Earlier, a hare sunk her haunches
into the snow

and kept still long enough to vanish.

When she became fog,
you were at the throat of a frozen river

and saw, somehow, yourself unbloom.

You know what it means to slink
into another noun,

you know how to pull down a tree
with only your teeth,

jaws snapping roots until fingernails
can pick away the clay.

You know what it means
to unhome a body,

to collapse a pillar that may have, one day,
become a tower.

This will always be your first line
of defense:

clipping your longings until you billow
and reed,

loosening your reflection from winter ice,

staying hare still
until there are no trees left at all.

Alycia Pirmohamed

Alycia Pirmohamed is currently a PhD student at the University of Edinburgh.

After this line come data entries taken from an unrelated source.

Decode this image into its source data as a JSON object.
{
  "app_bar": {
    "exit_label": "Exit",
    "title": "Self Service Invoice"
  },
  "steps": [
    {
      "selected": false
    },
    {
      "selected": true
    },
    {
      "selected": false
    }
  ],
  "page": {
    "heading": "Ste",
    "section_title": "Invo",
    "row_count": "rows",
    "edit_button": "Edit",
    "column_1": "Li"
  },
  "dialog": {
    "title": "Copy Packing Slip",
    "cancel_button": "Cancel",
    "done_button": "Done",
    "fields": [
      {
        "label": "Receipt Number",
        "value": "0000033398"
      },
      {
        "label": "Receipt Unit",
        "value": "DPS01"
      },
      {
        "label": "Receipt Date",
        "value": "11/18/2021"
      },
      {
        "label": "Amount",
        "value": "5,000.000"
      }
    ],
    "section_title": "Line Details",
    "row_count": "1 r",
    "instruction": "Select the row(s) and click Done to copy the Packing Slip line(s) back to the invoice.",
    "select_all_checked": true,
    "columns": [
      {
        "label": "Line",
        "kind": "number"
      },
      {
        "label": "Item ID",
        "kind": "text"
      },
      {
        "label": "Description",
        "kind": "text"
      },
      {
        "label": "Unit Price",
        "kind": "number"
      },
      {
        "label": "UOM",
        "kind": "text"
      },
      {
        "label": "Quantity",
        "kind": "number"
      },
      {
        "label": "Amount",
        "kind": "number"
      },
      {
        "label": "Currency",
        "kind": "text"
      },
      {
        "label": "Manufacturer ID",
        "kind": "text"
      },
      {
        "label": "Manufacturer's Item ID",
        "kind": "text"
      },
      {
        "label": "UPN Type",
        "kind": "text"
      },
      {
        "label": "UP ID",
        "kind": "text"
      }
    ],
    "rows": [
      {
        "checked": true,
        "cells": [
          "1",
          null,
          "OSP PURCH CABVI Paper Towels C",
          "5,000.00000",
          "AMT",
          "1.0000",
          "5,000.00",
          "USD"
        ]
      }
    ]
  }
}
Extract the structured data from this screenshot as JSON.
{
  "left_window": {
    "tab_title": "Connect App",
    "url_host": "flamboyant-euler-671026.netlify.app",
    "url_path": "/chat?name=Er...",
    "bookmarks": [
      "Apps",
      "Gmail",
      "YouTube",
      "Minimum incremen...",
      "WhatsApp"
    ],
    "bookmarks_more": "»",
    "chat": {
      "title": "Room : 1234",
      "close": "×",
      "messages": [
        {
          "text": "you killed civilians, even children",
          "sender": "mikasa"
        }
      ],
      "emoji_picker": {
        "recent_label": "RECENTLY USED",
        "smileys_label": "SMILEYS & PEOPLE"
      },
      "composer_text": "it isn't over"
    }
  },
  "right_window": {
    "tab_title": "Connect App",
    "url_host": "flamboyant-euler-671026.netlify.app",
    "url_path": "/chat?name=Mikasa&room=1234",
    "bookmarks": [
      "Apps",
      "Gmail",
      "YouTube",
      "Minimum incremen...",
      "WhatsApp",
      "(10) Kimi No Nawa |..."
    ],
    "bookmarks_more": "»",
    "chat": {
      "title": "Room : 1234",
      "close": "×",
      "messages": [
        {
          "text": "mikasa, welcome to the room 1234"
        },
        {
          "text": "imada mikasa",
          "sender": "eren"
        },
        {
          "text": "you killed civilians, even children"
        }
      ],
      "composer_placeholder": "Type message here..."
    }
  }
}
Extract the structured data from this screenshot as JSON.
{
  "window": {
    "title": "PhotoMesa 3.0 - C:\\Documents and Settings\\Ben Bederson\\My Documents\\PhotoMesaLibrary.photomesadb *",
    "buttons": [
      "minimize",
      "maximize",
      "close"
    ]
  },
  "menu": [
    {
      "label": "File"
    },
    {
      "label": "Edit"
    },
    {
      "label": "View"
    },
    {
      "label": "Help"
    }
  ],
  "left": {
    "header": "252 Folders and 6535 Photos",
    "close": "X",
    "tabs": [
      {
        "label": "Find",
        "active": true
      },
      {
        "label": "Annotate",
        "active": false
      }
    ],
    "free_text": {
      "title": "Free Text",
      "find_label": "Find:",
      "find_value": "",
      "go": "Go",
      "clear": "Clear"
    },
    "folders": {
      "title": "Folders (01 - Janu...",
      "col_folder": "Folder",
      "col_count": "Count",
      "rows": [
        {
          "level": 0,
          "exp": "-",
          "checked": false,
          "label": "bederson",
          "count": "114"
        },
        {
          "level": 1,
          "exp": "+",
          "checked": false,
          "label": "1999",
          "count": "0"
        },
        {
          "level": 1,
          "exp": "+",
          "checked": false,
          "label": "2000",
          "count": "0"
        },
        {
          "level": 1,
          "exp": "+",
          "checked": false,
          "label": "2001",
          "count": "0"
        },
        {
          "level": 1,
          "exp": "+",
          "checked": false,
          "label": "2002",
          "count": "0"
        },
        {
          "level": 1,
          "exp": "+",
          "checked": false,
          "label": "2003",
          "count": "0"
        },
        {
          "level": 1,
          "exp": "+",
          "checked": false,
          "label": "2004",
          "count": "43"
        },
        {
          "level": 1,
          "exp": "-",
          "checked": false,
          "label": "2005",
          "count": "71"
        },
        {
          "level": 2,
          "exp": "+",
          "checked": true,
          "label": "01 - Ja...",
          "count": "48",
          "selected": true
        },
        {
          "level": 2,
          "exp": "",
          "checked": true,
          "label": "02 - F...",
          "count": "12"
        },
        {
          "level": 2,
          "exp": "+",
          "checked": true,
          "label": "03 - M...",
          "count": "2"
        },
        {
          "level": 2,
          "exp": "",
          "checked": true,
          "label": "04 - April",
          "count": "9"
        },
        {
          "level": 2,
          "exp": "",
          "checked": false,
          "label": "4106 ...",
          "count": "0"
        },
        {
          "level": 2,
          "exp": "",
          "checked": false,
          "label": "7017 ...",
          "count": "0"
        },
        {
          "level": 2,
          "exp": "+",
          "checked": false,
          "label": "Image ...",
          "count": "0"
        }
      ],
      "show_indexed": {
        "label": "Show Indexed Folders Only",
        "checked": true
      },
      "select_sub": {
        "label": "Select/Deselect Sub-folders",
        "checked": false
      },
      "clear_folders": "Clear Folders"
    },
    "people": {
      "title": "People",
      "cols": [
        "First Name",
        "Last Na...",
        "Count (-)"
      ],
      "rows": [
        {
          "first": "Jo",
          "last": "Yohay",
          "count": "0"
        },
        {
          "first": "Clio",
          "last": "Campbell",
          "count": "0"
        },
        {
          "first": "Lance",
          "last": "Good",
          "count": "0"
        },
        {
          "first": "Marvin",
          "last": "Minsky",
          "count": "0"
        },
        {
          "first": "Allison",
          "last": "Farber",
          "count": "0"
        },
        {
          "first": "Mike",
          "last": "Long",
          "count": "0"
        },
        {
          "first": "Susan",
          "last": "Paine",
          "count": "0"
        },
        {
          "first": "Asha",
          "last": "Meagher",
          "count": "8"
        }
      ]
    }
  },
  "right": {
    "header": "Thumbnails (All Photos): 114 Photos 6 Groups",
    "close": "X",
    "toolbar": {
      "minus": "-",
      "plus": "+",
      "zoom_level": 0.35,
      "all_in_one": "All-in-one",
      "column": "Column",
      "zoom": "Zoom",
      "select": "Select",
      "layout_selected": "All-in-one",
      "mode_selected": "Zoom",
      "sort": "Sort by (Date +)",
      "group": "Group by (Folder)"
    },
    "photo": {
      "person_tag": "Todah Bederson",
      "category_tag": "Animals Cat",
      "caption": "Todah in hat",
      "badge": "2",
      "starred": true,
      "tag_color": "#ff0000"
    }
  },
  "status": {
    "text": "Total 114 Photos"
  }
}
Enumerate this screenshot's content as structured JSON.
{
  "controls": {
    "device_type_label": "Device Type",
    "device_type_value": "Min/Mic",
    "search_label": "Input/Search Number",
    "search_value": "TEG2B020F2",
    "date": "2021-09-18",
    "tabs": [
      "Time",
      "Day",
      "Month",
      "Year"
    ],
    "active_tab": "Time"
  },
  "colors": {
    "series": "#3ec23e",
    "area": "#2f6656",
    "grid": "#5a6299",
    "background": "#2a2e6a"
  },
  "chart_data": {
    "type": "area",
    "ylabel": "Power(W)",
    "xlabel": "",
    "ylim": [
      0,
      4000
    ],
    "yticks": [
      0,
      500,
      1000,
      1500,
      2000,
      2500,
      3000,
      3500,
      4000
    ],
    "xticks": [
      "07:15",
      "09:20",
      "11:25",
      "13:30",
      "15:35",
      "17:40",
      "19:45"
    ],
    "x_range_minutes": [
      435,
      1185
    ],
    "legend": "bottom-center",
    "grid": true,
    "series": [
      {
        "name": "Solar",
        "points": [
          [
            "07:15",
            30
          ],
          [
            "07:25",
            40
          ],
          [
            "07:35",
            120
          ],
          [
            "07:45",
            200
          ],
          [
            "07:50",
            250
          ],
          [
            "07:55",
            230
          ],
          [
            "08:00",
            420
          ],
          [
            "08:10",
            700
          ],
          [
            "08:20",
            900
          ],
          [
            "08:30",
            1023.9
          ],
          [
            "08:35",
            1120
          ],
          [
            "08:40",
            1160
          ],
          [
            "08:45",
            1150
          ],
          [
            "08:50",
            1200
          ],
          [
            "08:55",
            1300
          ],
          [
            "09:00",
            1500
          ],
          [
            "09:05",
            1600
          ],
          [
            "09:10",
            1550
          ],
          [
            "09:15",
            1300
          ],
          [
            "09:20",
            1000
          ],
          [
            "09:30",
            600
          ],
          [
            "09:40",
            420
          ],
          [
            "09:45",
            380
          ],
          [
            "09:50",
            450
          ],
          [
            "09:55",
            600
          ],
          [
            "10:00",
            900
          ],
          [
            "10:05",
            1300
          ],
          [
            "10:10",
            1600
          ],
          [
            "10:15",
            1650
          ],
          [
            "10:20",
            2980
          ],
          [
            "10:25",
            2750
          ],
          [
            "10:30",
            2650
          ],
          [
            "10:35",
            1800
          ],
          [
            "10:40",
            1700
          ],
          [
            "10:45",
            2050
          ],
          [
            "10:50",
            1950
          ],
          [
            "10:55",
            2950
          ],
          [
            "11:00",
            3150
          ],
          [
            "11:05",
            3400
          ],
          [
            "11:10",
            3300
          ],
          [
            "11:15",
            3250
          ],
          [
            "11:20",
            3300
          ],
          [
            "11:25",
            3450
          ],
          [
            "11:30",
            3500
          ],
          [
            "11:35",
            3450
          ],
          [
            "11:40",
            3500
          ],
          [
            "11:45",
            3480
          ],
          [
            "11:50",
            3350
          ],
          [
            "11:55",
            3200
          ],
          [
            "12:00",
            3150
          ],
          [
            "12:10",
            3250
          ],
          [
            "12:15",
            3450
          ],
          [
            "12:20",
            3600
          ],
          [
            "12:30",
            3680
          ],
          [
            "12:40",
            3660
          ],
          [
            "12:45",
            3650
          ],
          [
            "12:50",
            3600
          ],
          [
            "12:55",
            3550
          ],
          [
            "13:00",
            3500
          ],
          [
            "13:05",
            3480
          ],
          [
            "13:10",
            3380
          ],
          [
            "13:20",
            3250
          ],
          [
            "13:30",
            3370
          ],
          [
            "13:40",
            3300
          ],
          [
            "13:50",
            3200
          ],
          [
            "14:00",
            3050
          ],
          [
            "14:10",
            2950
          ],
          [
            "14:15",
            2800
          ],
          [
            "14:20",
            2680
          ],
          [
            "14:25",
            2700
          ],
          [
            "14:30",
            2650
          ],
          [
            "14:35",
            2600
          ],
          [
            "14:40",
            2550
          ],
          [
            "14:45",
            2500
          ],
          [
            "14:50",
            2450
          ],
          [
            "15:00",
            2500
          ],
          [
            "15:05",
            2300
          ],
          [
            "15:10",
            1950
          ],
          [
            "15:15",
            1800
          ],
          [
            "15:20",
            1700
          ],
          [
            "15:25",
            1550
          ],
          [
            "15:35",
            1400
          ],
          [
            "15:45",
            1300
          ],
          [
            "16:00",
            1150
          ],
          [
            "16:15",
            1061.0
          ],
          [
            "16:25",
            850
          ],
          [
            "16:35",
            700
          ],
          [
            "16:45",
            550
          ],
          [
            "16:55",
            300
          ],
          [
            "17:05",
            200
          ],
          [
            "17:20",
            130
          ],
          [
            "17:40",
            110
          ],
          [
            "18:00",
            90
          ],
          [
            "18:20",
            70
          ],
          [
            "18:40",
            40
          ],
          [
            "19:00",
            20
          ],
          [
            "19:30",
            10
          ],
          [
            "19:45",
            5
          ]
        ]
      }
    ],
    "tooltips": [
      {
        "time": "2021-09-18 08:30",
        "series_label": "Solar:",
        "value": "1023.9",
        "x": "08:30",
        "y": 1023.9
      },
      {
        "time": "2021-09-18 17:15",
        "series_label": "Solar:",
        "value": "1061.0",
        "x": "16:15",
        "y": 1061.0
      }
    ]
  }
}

Her forthcoming chapbook, Faces that Fled the Wind, was selected by Camille Rankine for the 2018 BOAAT Press Chapbook Prize, and she is a previous winner of the 92Y/Discovery Poetry Contest, Ploughshares’ Emerging Writer’s Contest in poetry, Adroit Djanikian Scholars program, and Gulf Coast Prize in poetry. Alycia received an MFA from the University of Oregon.